Fabric Path is a Layer 2 technology that provides Layer 3 benefits such as multipathing to the classical Layer 2 networks by using IS-IS at Layer 2. This eliminates the need for spanning tree protocol, thereby avoiding the pitfalls of having large Layer 2 networks. As a result, Fabric Path enables massive Layer 2 network that support multipath ( ECMP ). THRILL is an IEEE standard that, like Farbic Path, is a Layer 2 technology which provides the same Layer 3 benefits as Fabric Path to the Layer 2 networks by using IS-IS. LISP is popular in Active / Active data centers for DCI route optimization/mobility and separates the location and the identifier ( EID ) of host which allow VMs to move across subnet boundaries while keeping the endpoint identification. Popular encapsulation formats include VXLAN ( proposed by Cisco and Vmware ), and STT ( originally created by Nicira but will be deprecated over time as VXLAN comes to dominate ). OTV is a Cisco proprietary innovation in the Data Center Interconnect ( DCI ) space for enabling Layer 2 extension across data center sites. While Fabric Path can be used as a DCI technology over short distances with dark fiber, OTV has been specifically designed for the DCI while Fabric Path is primarily used for intra DC communications. Failure boundary and site independence are preserved in OTV networks because OTV uses a control plane protocol to sync MAC addresses between sites and prevents unknown unicast floods. Recent IOS versions have the ability to allow unknown unicast floods for certain VLANs, which is not available if you are using Fabric Path as the DCI technology.

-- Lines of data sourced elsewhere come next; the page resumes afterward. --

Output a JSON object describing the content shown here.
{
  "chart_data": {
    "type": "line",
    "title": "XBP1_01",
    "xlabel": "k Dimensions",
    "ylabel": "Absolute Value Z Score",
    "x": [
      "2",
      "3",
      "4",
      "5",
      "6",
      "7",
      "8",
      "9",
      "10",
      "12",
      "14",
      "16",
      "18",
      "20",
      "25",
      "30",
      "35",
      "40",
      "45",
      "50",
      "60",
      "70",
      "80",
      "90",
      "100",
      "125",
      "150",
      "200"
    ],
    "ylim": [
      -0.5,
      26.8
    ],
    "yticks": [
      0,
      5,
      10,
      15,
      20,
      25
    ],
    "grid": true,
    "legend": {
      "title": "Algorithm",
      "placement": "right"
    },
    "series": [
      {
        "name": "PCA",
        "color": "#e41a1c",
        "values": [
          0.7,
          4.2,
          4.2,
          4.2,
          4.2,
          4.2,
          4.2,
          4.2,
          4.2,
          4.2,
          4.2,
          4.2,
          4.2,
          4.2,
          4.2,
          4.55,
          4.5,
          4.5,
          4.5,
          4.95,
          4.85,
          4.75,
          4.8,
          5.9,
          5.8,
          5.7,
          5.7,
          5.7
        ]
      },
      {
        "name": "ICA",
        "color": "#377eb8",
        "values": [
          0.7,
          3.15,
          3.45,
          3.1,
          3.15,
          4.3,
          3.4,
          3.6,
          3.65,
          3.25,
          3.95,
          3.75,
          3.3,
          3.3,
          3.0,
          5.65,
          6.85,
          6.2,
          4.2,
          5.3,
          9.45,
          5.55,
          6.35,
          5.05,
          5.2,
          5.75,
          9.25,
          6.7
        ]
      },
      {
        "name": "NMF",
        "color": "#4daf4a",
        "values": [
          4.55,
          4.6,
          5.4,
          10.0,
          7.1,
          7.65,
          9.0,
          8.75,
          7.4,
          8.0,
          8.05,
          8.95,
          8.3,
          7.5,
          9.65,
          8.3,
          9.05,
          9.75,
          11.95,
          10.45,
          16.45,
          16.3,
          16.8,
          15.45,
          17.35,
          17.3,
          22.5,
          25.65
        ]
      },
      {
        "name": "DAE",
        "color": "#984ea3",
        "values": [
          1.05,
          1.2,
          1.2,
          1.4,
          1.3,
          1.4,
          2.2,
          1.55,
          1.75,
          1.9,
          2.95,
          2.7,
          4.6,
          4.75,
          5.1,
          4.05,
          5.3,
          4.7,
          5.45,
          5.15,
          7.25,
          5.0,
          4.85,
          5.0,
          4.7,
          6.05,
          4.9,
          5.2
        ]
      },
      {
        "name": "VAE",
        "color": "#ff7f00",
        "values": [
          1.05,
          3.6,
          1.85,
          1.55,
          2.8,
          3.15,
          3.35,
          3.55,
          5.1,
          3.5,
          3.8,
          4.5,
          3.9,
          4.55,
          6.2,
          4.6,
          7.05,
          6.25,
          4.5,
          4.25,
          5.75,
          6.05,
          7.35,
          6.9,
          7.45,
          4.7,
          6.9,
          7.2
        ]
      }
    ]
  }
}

Another potential trade-off between control plane scaling, Layer 2 VM mobility and optimal ingress / egress traffic flow would be Software-Defined-Networking ( SDN ). SDN at a basic level can be used to create direct paths through the network fabric to effectively achieve isolation of private networks. An SDN network allows you to choose the correct forwarding information on a per flow basis and this per flow optimization eliminates the need to have VLAN separation in the data center fabric. Instead of using VLANs to enforce traffic separation, the SDN controller has a set of policies that can allow traffic to be forwarding from a particular source to destination.